Giving evidence at the Infected Blood Inquiry, Dr Collins' successor Dr Huw Lloyd told the Inquiry's chair Sir Brian Langstaff how he had no direct knowledge as to why Dr Jones preferred to use commercial products.

However, he said: "The commercial Factor VIII was more easily soluble. In other words you could put the distilled water into the vial, and dissolve it much more quickly than you could the [UK] BPL product. So I actually experienced that.

"It is the case that that [UK] product, the BPL product, was less easy to use. It wasn't presented, if you like, in a nice package. It didn't come with with everything together."

Dr Lloyd was in the role from 1988 to 1995.

In a statement drafted by Dr Collins for legal action in 1990- and shown to the Inquiry - she wrote: ""It became apparent that there was a preference at the Haemophilia Centre for commercially produced Factor VIII blood product for the following reasons ..."

There would not have been enough UK-produced Factor VIII to match demand for the product, according to documents shown to the Inquiry - and Dr Lloyd agreed with this.

Dr Collins, the Inquiry heard, listed "solubility, allergic reactions, and a more attractive presentation of commercial Factor VIII".

In a previous written submission to the Inquiry, Dr Jones highlighted: "Any blood product, whether from volunteer or paid donor sources in the United Kingdom or abroad, carried the risk of viral transmission."

Dr Lloyd also spoke of how when he first began work at the NRBTS, conditions were "Dickensian".

Dr Lloyd also told the Inquiry how he felt medics could have done more to test blood products for Hepatitis C later in the decade, and spoke of how processes had to be changed in the late 1980s to ensure blood wasn't taken from "unsuitable donors".

The NRBTS moved into a purpose-built new building in 1985, but before that Dr Lloyd said: "Even then,it was a very old-fashioned set-up - a bit cobbled together with these sheds, huts, and the basement facility. The laboratory equipment was generally old, and laboratory benches...

"By today's standards, one would be horrified at the wooden benches and people actually brewing tea in a laboratory, which I recall.

"It was pretty outdated, even by the standards of the 1980s."

Dr Lloyd said clerks would be sat on "high stools at wooden benches with great big ledgers" and it "gave you that feel of a Dickensian office".

In around 1983, during his training Dr Lloyd also spent time in the Freeman Hospital's haematology department. At this time he had involvement investigating "clinical issues arising from transfusions".

He said: We saw some serious things. I do not recall anything that was related to non-A, non-B, for instance, but then I don't think people were looking as hard for it as they might.

Speaking of attitudes towards Hepatitis C as the 1980s developed, and how his own knowledge grew, Dr Lloyd said he felt medics should have been carrying out "ALT" blood tests to screen for the virus, which was then known as non-A, non-B hepatitis. He added: "Was I standing up there shouting from the rooftops, saying we should do it? No, I wasn't, and probably should have done more.

"But it took the UK seemed to have this attitude that this was not a serious disease, and we didn't need to do much about it."
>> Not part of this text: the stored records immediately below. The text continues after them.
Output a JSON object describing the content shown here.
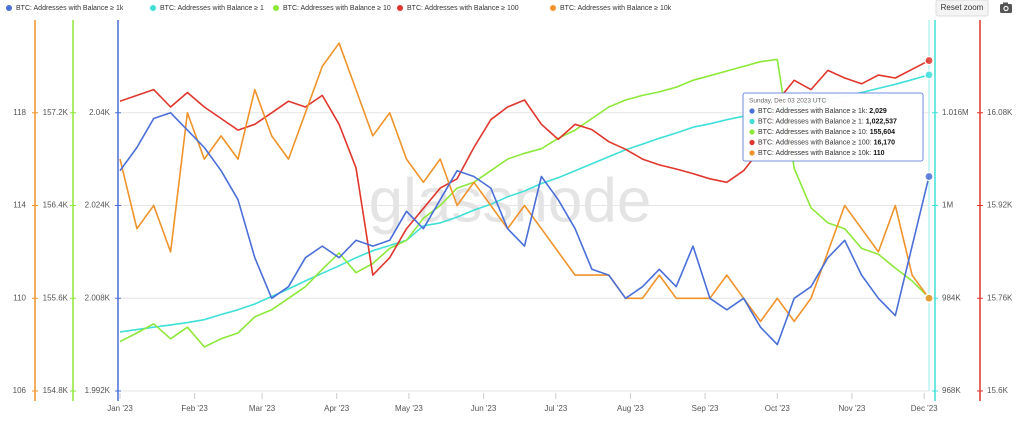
{
  "chart_data": {
    "type": "line",
    "watermark": "glassnode",
    "reset_button": "Reset zoom",
    "grid": true,
    "x": [
      "2023-01-01",
      "2023-01-08",
      "2023-01-15",
      "2023-01-22",
      "2023-01-29",
      "2023-02-05",
      "2023-02-12",
      "2023-02-19",
      "2023-02-26",
      "2023-03-05",
      "2023-03-12",
      "2023-03-19",
      "2023-03-26",
      "2023-04-02",
      "2023-04-09",
      "2023-04-16",
      "2023-04-23",
      "2023-04-30",
      "2023-05-07",
      "2023-05-14",
      "2023-05-21",
      "2023-05-28",
      "2023-06-04",
      "2023-06-11",
      "2023-06-18",
      "2023-06-25",
      "2023-07-02",
      "2023-07-09",
      "2023-07-16",
      "2023-07-23",
      "2023-07-30",
      "2023-08-06",
      "2023-08-13",
      "2023-08-20",
      "2023-08-27",
      "2023-09-03",
      "2023-09-10",
      "2023-09-17",
      "2023-09-24",
      "2023-10-01",
      "2023-10-08",
      "2023-10-15",
      "2023-10-22",
      "2023-10-29",
      "2023-11-05",
      "2023-11-12",
      "2023-11-19",
      "2023-11-26",
      "2023-12-03"
    ],
    "xlim": [
      "2023-01-01",
      "2023-12-03"
    ],
    "xticks": [
      {
        "value": "2023-01-01",
        "label": "Jan '23"
      },
      {
        "value": "2023-02-01",
        "label": "Feb '23"
      },
      {
        "value": "2023-03-01",
        "label": "Mar '23"
      },
      {
        "value": "2023-04-01",
        "label": "Apr '23"
      },
      {
        "value": "2023-05-01",
        "label": "May '23"
      },
      {
        "value": "2023-06-01",
        "label": "Jun '23"
      },
      {
        "value": "2023-07-01",
        "label": "Jul '23"
      },
      {
        "value": "2023-08-01",
        "label": "Aug '23"
      },
      {
        "value": "2023-09-01",
        "label": "Sep '23"
      },
      {
        "value": "2023-10-01",
        "label": "Oct '23"
      },
      {
        "value": "2023-11-01",
        "label": "Nov '23"
      },
      {
        "value": "2023-12-01",
        "label": "Dec '23"
      }
    ],
    "series": [
      {
        "name": "BTC: Addresses with Balance ≥ 1k",
        "color": "#4a6fd8",
        "axis_side": "left",
        "ylim": [
          1992,
          2056
        ],
        "yticks": [
          {
            "value": 1992,
            "label": "1.992K"
          },
          {
            "value": 2008,
            "label": "2.008K"
          },
          {
            "value": 2024,
            "label": "2.024K"
          },
          {
            "value": 2040,
            "label": "2.04K"
          }
        ],
        "values": [
          2030,
          2034,
          2039,
          2040,
          2037,
          2034,
          2030,
          2025,
          2015,
          2008,
          2010,
          2015,
          2017,
          2015,
          2018,
          2017,
          2018,
          2023,
          2020,
          2025,
          2030,
          2029,
          2027,
          2020,
          2017,
          2029,
          2025,
          2020,
          2013,
          2012,
          2008,
          2010,
          2013,
          2010,
          2017,
          2008,
          2006,
          2008,
          2003,
          2000,
          2008,
          2010,
          2015,
          2018,
          2012,
          2008,
          2005,
          2017,
          2029
        ]
      },
      {
        "name": "BTC: Addresses with Balance ≥ 1",
        "color": "#40e0d8",
        "axis_side": "right",
        "ylim": [
          968000,
          1032000
        ],
        "yticks": [
          {
            "value": 968000,
            "label": "968K"
          },
          {
            "value": 984000,
            "label": "984K"
          },
          {
            "value": 1000000,
            "label": "1M"
          },
          {
            "value": 1016000,
            "label": "1.016M"
          }
        ],
        "values": [
          978200,
          978600,
          979000,
          979400,
          979800,
          980300,
          981200,
          982000,
          983000,
          984300,
          985600,
          987000,
          988300,
          989600,
          991000,
          992200,
          993100,
          994000,
          996500,
          997000,
          998000,
          999200,
          1000200,
          1001500,
          1002500,
          1003800,
          1004800,
          1006000,
          1007200,
          1008400,
          1009600,
          1010600,
          1011600,
          1012500,
          1013500,
          1014100,
          1014800,
          1015400,
          1016000,
          1016600,
          1017100,
          1017700,
          1018300,
          1018900,
          1019500,
          1020200,
          1020900,
          1021700,
          1022537
        ]
      },
      {
        "name": "BTC: Addresses with Balance ≥ 10",
        "color": "#8ee83a",
        "axis_side": "left",
        "ylim": [
          154800,
          158000
        ],
        "yticks": [
          {
            "value": 154800,
            "label": "154.8K"
          },
          {
            "value": 155600,
            "label": "155.6K"
          },
          {
            "value": 156400,
            "label": "156.4K"
          },
          {
            "value": 157200,
            "label": "157.2K"
          }
        ],
        "values": [
          155226,
          155300,
          155380,
          155250,
          155350,
          155180,
          155250,
          155300,
          155440,
          155500,
          155600,
          155700,
          155850,
          155990,
          155820,
          155900,
          156030,
          156100,
          156290,
          156400,
          156550,
          156600,
          156700,
          156800,
          156850,
          156890,
          156980,
          157050,
          157150,
          157250,
          157310,
          157350,
          157380,
          157420,
          157480,
          157520,
          157560,
          157600,
          157640,
          157660,
          156720,
          156380,
          156250,
          156200,
          156030,
          155980,
          155860,
          155750,
          155604
        ]
      },
      {
        "name": "BTC: Addresses with Balance ≥ 100",
        "color": "#e0362c",
        "axis_side": "right",
        "ylim": [
          15600,
          16240
        ],
        "yticks": [
          {
            "value": 15600,
            "label": "15.6K"
          },
          {
            "value": 15760,
            "label": "15.76K"
          },
          {
            "value": 15920,
            "label": "15.92K"
          },
          {
            "value": 16080,
            "label": "16.08K"
          }
        ],
        "values": [
          16100,
          16110,
          16120,
          16090,
          16115,
          16090,
          16070,
          16050,
          16060,
          16080,
          16100,
          16090,
          16110,
          16060,
          15985,
          15800,
          15830,
          15880,
          15915,
          15950,
          15966,
          16020,
          16068,
          16090,
          16102,
          16060,
          16034,
          16060,
          16051,
          16030,
          16017,
          16000,
          15990,
          15983,
          15975,
          15966,
          15960,
          15980,
          16017,
          16100,
          16136,
          16120,
          16153,
          16140,
          16130,
          16145,
          16140,
          16155,
          16170
        ]
      },
      {
        "name": "BTC: Addresses with Balance ≥ 10k",
        "color": "#f0932b",
        "axis_side": "left",
        "ylim": [
          106,
          122
        ],
        "yticks": [
          106,
          110,
          114,
          118
        ],
        "values": [
          116,
          113,
          114,
          112,
          118,
          116,
          117,
          116,
          119,
          117,
          116,
          118,
          120,
          121,
          119,
          117,
          118,
          116,
          115,
          116,
          114,
          115,
          114,
          113,
          114,
          113,
          112,
          111,
          111,
          111,
          110,
          110,
          111,
          110,
          110,
          110,
          111,
          110,
          109,
          110,
          109,
          110,
          112,
          114,
          113,
          112,
          114,
          111,
          110
        ]
      }
    ],
    "tooltip": {
      "date": "Sunday, Dec 03 2023 UTC",
      "rows": [
        {
          "label": "BTC: Addresses with Balance ≥ 1k:",
          "value_label": "2,029"
        },
        {
          "label": "BTC: Addresses with Balance ≥ 1:",
          "value_label": "1,022,537"
        },
        {
          "label": "BTC: Addresses with Balance ≥ 10:",
          "value_label": "155,604"
        },
        {
          "label": "BTC: Addresses with Balance ≥ 100:",
          "value_label": "16,170"
        },
        {
          "label": "BTC: Addresses with Balance ≥ 10k:",
          "value_label": "110"
        }
      ]
    }
  }
}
As medical director of the NRBTS, Dr Lloyd said he brought in changes which meant blood donors were screened before donation, rather than screening their blood afterwards.

He said: "It highlights an issue that we tried to deal with later which was that we were taking donations from people where we weren't sure if their donations were going to be suitable for full use.
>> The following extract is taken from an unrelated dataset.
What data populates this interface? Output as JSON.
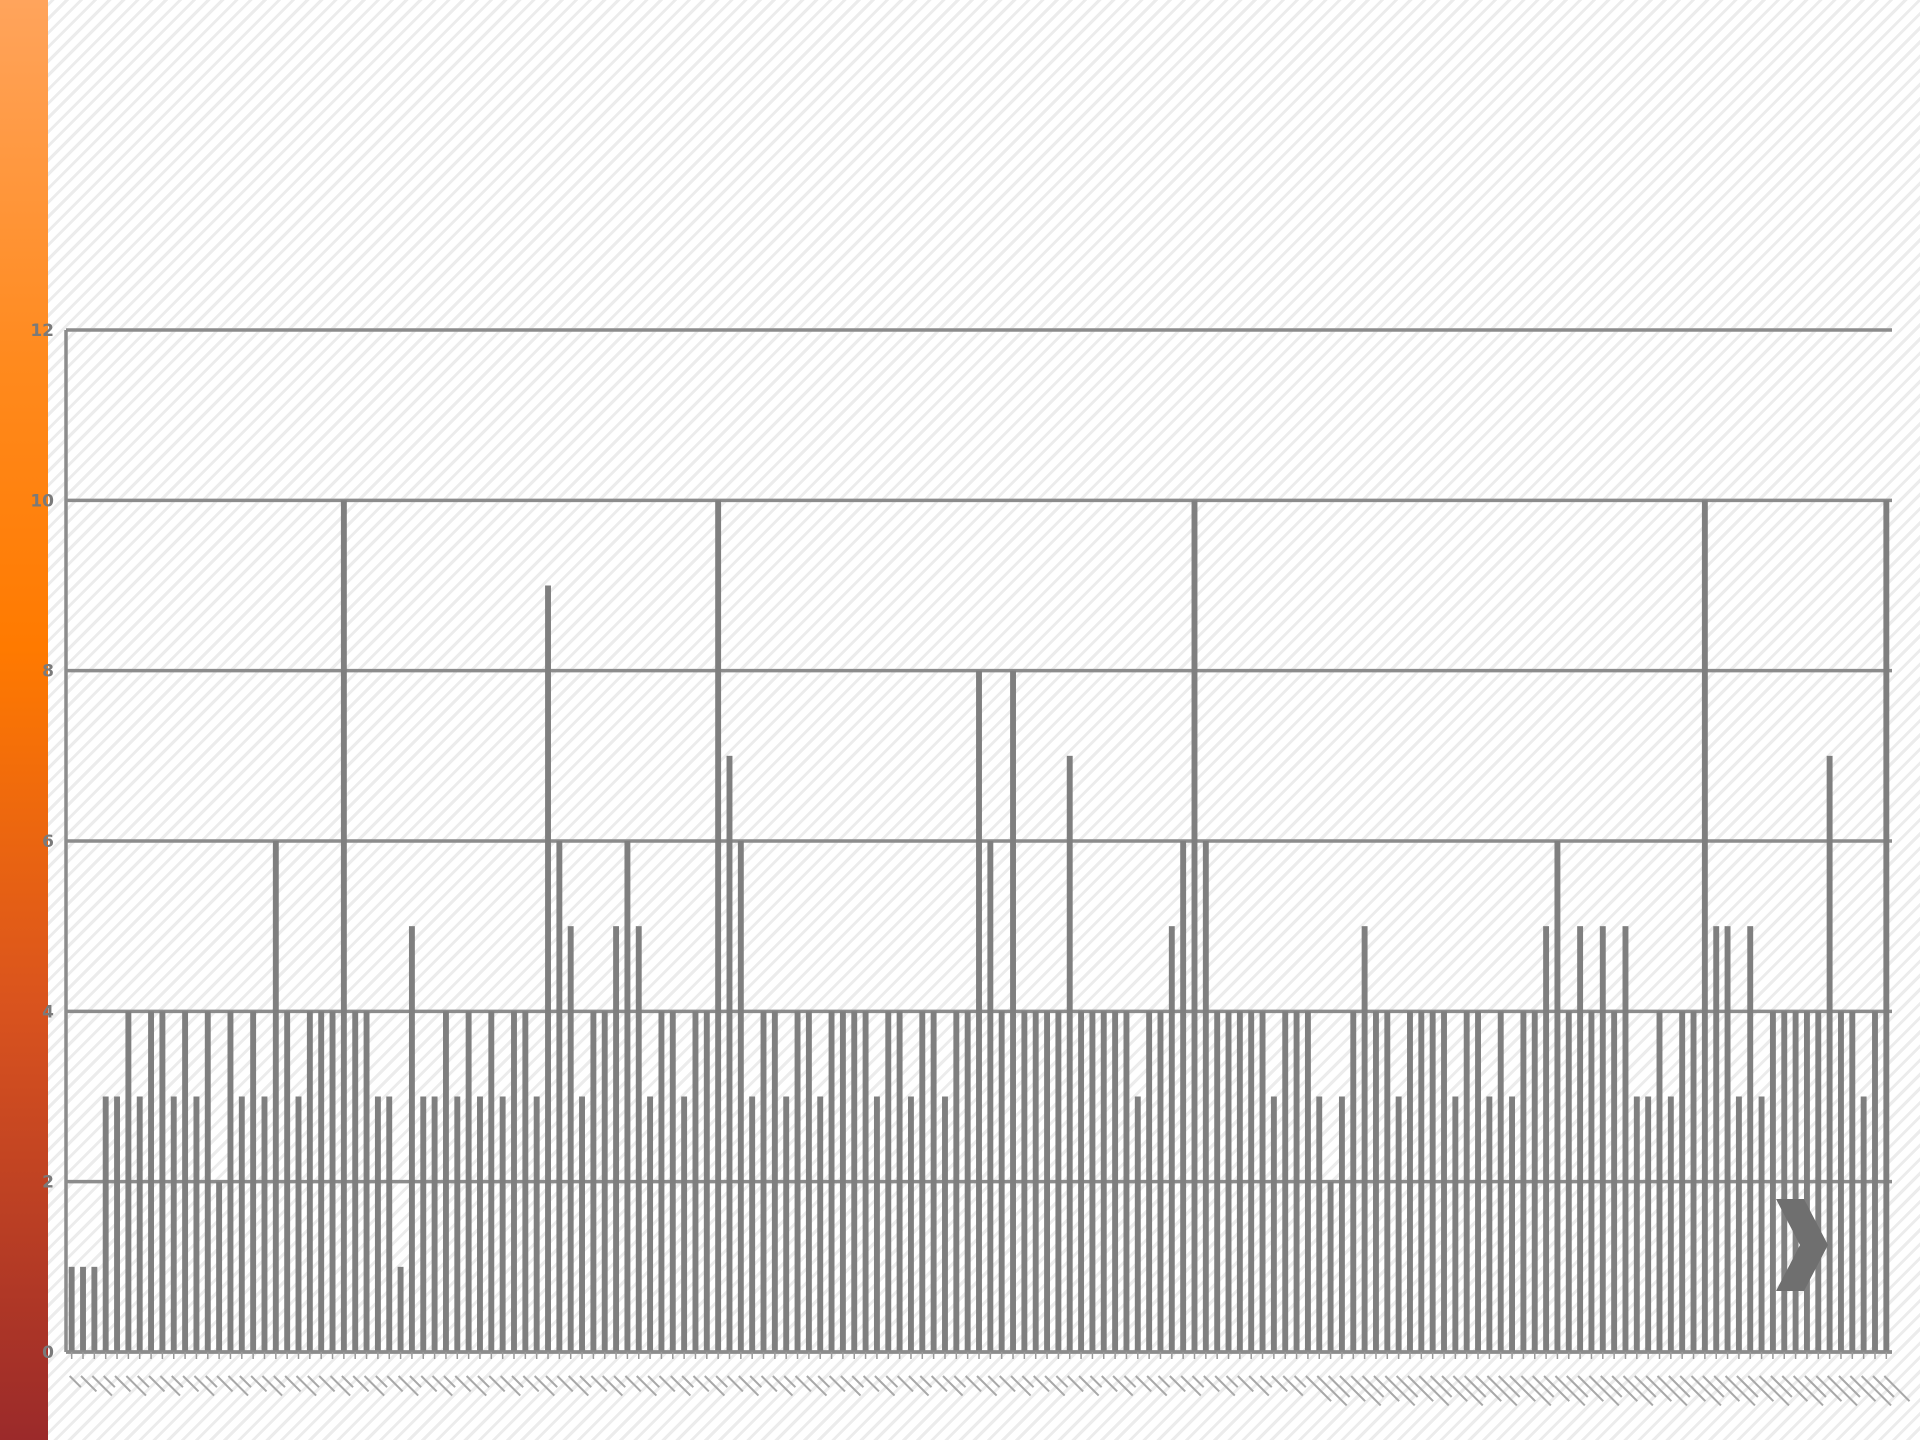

"We felt later - when we came to this issue - that we tried to change that round and say we shouldn't take a donation from someone unless we're sure that their donation is suitable for use."

Dr Lloyd - speaking via videolink from Canada where he now lives - will continue to give evidence on until Thursday February 10.

The Infected Blood Inquiry, which began in 2018, will continue to hear evidence from medics who worked in the field of blood transfusion and blood products throughout February and March - with further hearings on to continue through 2022.